Le sénateur Joyal : Comment le tribunal de traitement de la toxicomanie peut-il aiguiller ces personnes vers le traitement le plus approprié, s'il n'y a aucune infrastructure pour les accueillir? Si le juge décide qu'une personne doit suivre un traitement, qui va s'en occuper une fois qu'elle quittera le tribunal? Où se trouve l'infrastructure sociale?
Dr Ujjainwalla : Absolument. Tout cela se trouve dans mon exposé.
Le tribunal de traitement de la toxicomanie fait partie intégrante de notre travail. Les gens devraient être aiguillés vers un programme de traitement de la toxicomanie, mais en même temps, ils devraient pouvoir passer la nuit dans un centre pour éviter une rechute. Ils ont besoin d'un traitement d'une durée d'un mois, de trois mois ou d'un an, puis d'un suivi pendant trois ans. Il s'agit d'un ensemble de soins.
Le tribunal de traitement de la toxicomanie prend en charge 36 personnes par année. Selon moi, il faudrait que ce soit 3 000 par année.
Le sénateur Joyal : Absolument.
Dr Ujjainwalla : C'est très coûteux d'envoyer des gens en prison. Il y a un homme qui a écopé d'une peine d'emprisonnement de 10 ans pour avoir volé ou commis une infraction du genre. Cela coûte 150 000 $ par année pour le garder en prison.
Nous pourrions prendre cet argent et l'investir dans un tribunal de traitement de la toxicomanie, qui est intégré à un ensemble de soins, c'est-à-dire le traitement, la gestion et le suivi et, comme Chris disait, la formation à l'emploi.
En Suède, les entreprises appartiennent à l'État. Il y a notamment une entreprise de couverture. Par conséquent, les gens travaillent pour l'État, et tout l'argent lui revient. Les travailleurs deviennent en quelque sorte des copropriétaires. C'est efficace. Les gens sont heureux. On constate une baisse de la criminalité, et les prisons ferment leurs portes parce qu'il n'y a plus assez de détenus. Quatre-vingts pour cent des détenus ne devraient pas être en prison.
J'encouragerais chacun d'entre vous à vous rendre au tribunal de traitement de la toxicomanie, les mardis, à 14 heures.
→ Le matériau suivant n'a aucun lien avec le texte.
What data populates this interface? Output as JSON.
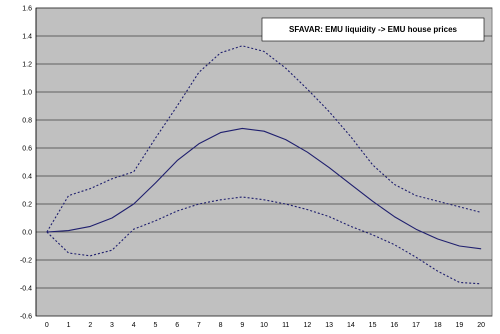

Vous serez profondément bouleversés. C'est le seul tribunal où les gens sont heureux. Les juges et les policiers prennent les patients dans leurs bras. Si vous voulez vous remonter le moral par une journée pluvieuse comme aujourd'hui, allez-y et vous verrez à quel point c'est exceptionnel. Vous vous demanderez pourquoi on n'en a pas davantage. C'est ainsi que cela devrait fonctionner.
Un homme a été accusé de possession de deux grammes de cocaïne, et il sera détenu pendant trois mois au Centre de détention d'Ottawa-Carleton. Cela n'est pas logique. Il faut plutôt le placer dans un centre de traitement. Il faut le sensibiliser, l'éduquer, traiter ses problèmes de santé, lui donner un emploi, l'encourager, et le traiter comme un être humain, et au bout du compte, c'est nous qui en bénéficierons. Le Canada pourrait être un chef de file dans le domaine. Cela ne devrait pas être trop difficile à accomplir.
Le président : Je vous remercie d'être aussi passionné et de vous préoccuper autant de la collectivité. Le comité vous en est reconnaissant. Nous vous remercions pour vos témoignages. Ils étaient très pertinents.
Monsieur Kardish, j'ai reçu un courriel durant votre témoignage. Je suppose que c'est quelqu'un qui suivait les délibérations du comité sur la chaîne CPAC. Il semblerait que vous faites le meilleur pain de seigle au monde.
M. Kardish : Merci.
Le président : Cela figure officiellement au compte rendu. Merci encore, messieurs.